Inexpensive air and surface treatment technology that sanitizes the food processing environment is now available. The treatment is approved for use in occupied spaces and provides 24-hour treatment of the environment. By using active air and surface treatment, food processing companies can gain a level of control and decrease the possibility that any pathogen, if introduced, will persist or establish a niche.
Puradigm, LLC, for instance, utilizes a multi- patented, NASA-based active air and surface sterilization approach to control pathogens in the food processing environment. In studies performed by Kansas State University, the company obtained a 2.9 Log reduction on environmental food contact surfaces in the food processing environment. Similar reductions for other pathogens are displayed in Table I.1
I make this observation because, given the risk created by the FDA’s war on pathogens, food companies should invest in technologies to better control pathogens in their food processing environments. Once these preventative technologies are put into place, companies can perform periodic microbiological monitoring to validate that the controls are effective and working as designed. If such solutions are employed, there is a greater likelihood that when FDA arrives to perform microbiological profiling, the agency will be less likely to find positive test results from the food processing environment, better protecting food companies from additional regulatory or criminal exposure.
Criminal Protection Audits
In addition to commissioning microbiological profiling studies in facilities and employing active air and surface sterilization technologies, food companies should also perform internal criminal protection audits. These audits should be designed to identify gaps in existing company protocols and develop written programs designed to help navigate the challenges posed by any food safety issues uncovered.
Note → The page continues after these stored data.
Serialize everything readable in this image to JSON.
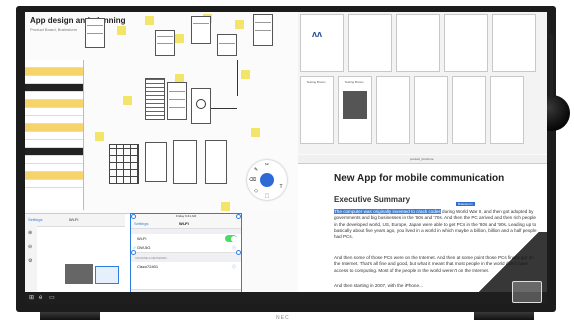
{
  "device": {
    "brand": "NEC"
  },
  "whiteboard": {
    "title": "App design and planning",
    "subtitle": "Product Board, Brainstorm"
  },
  "radial_menu": {
    "tools": [
      "✂",
      "✎",
      "⌫",
      "T",
      "◇",
      "⬚"
    ]
  },
  "tablet": {
    "back_label": "Settings",
    "title": "Wi-Fi"
  },
  "phone": {
    "status": "Friday 9:41 AM",
    "back_label": "Settings",
    "title": "Wi-Fi",
    "rows": {
      "wifi": "Wi-Fi",
      "network": "GW-5G",
      "section": "CHOOSE A NETWORK...",
      "net2": "Cisco72401"
    }
  },
  "document": {
    "tab_label": "product_brochure",
    "heading": "New App for mobile communication",
    "subheading": "Executive Summary",
    "tag": "Brainstorm",
    "p1_highlight": "The computer was originally invented to crack codes",
    "p1_rest": " during World War II, and then got adopted by governments and big businesses in the '50s and '70s. And then the PC arrived and then rich people in the developed world, US, Europe, Japan were able to get PCs in the '80s and '90s. Leading up to basically about five years ago, you lived in a world in which maybe a billion, billion and a half people had PCs.",
    "p2": "And then some of those PCs were on the Internet. And then at some point those PCs finally got on the Internet. That's all fine and good, but what it meant that most people in the world didn't have access to computing. Most of the people in the world weren't on the Internet.",
    "p3": "And then starting in 2007, with the iPhone..."
  },
  "gallery": {
    "captions": [
      "Testing Brown",
      "Testing Brown"
    ]
  }
}
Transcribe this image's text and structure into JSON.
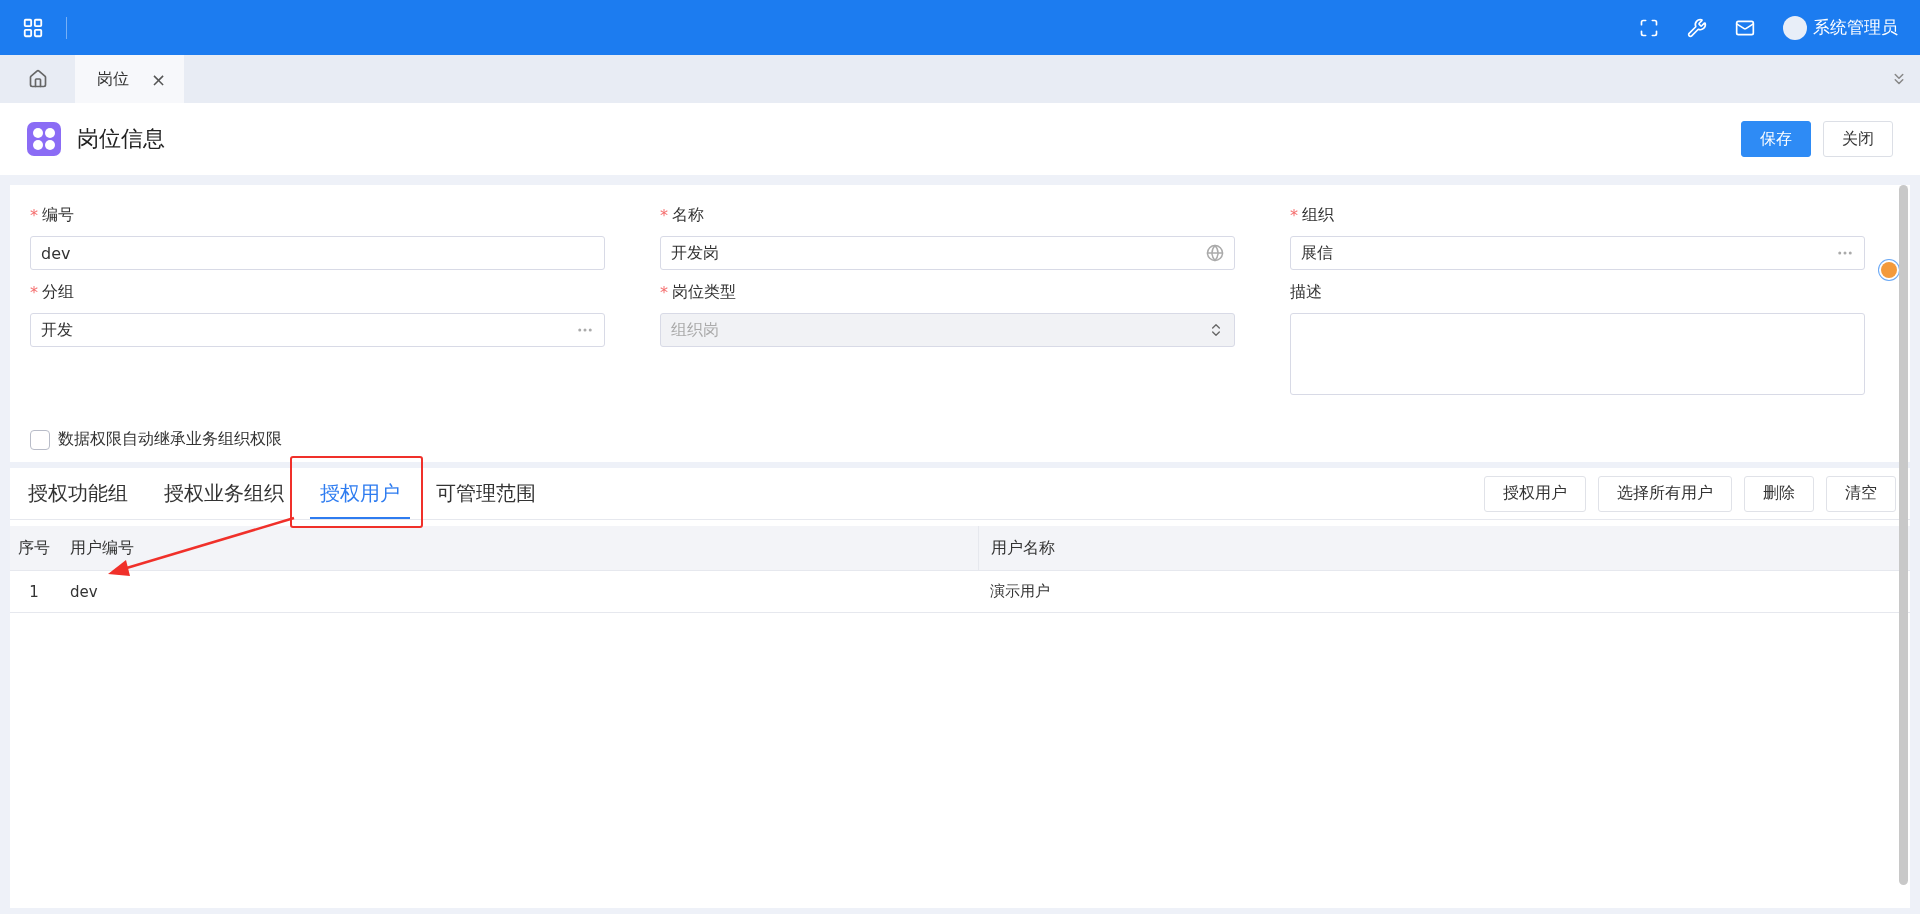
{
  "top_bar": {
    "user": "系统管理员"
  },
  "open_tabs": [
    {
      "label": "岗位",
      "selected": true,
      "close": "×"
    }
  ],
  "page": {
    "title": "岗位信息",
    "buttons": [
      {
        "label": "保存",
        "kind": "primary"
      },
      {
        "label": "关闭",
        "kind": "default"
      }
    ]
  },
  "form": {
    "fields": [
      {
        "label": "编号",
        "required_mark": "*",
        "value": "dev",
        "kind": "text",
        "disabled": false
      },
      {
        "label": "名称",
        "required_mark": "*",
        "value": "开发岗",
        "kind": "language",
        "disabled": false
      },
      {
        "label": "组织",
        "required_mark": "*",
        "value": "展信",
        "kind": "lookup",
        "disabled": false,
        "warning": true
      },
      {
        "label": "分组",
        "required_mark": "*",
        "value": "开发",
        "kind": "lookup",
        "disabled": false
      },
      {
        "label": "岗位类型",
        "required_mark": "*",
        "value": "组织岗",
        "kind": "select",
        "disabled": true
      },
      {
        "label": "描述",
        "kind": "textarea",
        "disabled": false
      }
    ],
    "checkbox": {
      "label": "数据权限自动继承业务组织权限",
      "checked": false
    }
  },
  "detail_tabs": [
    {
      "label": "授权功能组",
      "selected": false
    },
    {
      "label": "授权业务组织",
      "selected": false
    },
    {
      "label": "授权用户",
      "selected": true
    },
    {
      "label": "可管理范围",
      "selected": false
    }
  ],
  "actions": [
    "授权用户",
    "选择所有用户",
    "删除",
    "清空"
  ],
  "table": {
    "columns": [
      "序号",
      "用户编号",
      "用户名称"
    ],
    "rows": [
      {
        "cells": [
          "1",
          "dev",
          "演示用户"
        ]
      }
    ]
  }
}
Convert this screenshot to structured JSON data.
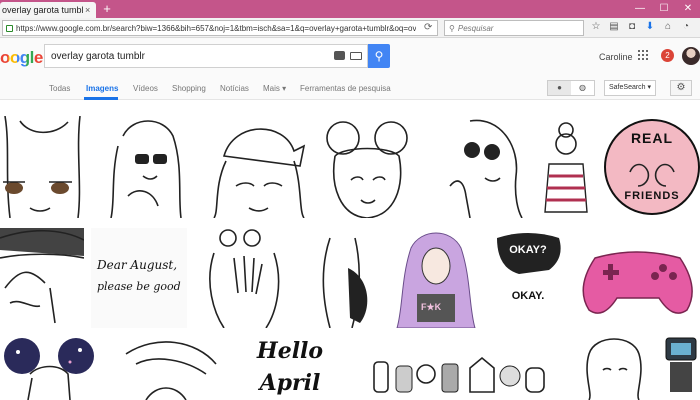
{
  "browser": {
    "tab_title": "overlay garota tumblr - Pe...",
    "tab_close": "×",
    "new_tab": "+",
    "url": "https://www.google.com.br/search?biw=1366&bih=657&noj=1&tbm=isch&sa=1&q=overlay+garota+tumblr&oq=overlay+garota+tun",
    "search_placeholder": "Pesquisar",
    "window_minimize": "—",
    "window_maximize": "☐",
    "window_close": "✕"
  },
  "google": {
    "logo_text": "oogle",
    "query": "overlay garota tumblr",
    "user_name": "Caroline",
    "notification_count": "2"
  },
  "nav": {
    "tabs": [
      "Todas",
      "Imagens",
      "Vídeos",
      "Shopping",
      "Notícias",
      "Mais ▾",
      "Ferramentas de pesquisa"
    ],
    "active_tab": "Imagens",
    "safesearch": "SafeSearch ▾"
  },
  "results": {
    "real_friends": [
      "REAL",
      "FRIENDS"
    ],
    "dear_august": [
      "Dear August,",
      "please be good"
    ],
    "okay_top": "OKAY?",
    "okay_bottom": "OKAY.",
    "fk_shirt": "F★K",
    "hello_april": [
      "Hello",
      "April"
    ]
  },
  "colors": {
    "titlebar": "#c4558a",
    "accent": "#1a73e8",
    "search_button": "#4285f4",
    "badge": "#db4437"
  }
}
If developed correctly, the written program should provide the company with a decision-tree to follow in the event of a positive environmental finding, a series of customer complaints relating to the safety of a product, or a notification from a governmental entity of a potential food safety problem. These protocols and programs, if followed in the event of a food safety issue, can help ensure that the conduct of the company in response to any such issues will in all cases be appropriate, and that there will not be any basis upon which FDA or DOJ could support criminal charges.
The FDA (in cooperation with DOJ) has launched a war on pathogens. The agency is targeting food products at retail and engaging in microbiological profiling of all food companies. Unless companies act now to better quantify and control pathogens in the food processing environment, they are exposing themselves to incredible food safety risk, including significant brand damage (in the event of a recall) and criminal sanctions (if their product is linked to human illness). Companies must carefully consider the emerging risks facing them and take measures to decrease and eliminate their exposure.
GC/MS Evaluation of Compounds in Air Samples in a Controlled Environmental Chamber Equipped with a Puradigm Advanced Technology Cell, November 5, 2013, Dr. James Marsden, Kansas State University Food Science Institute.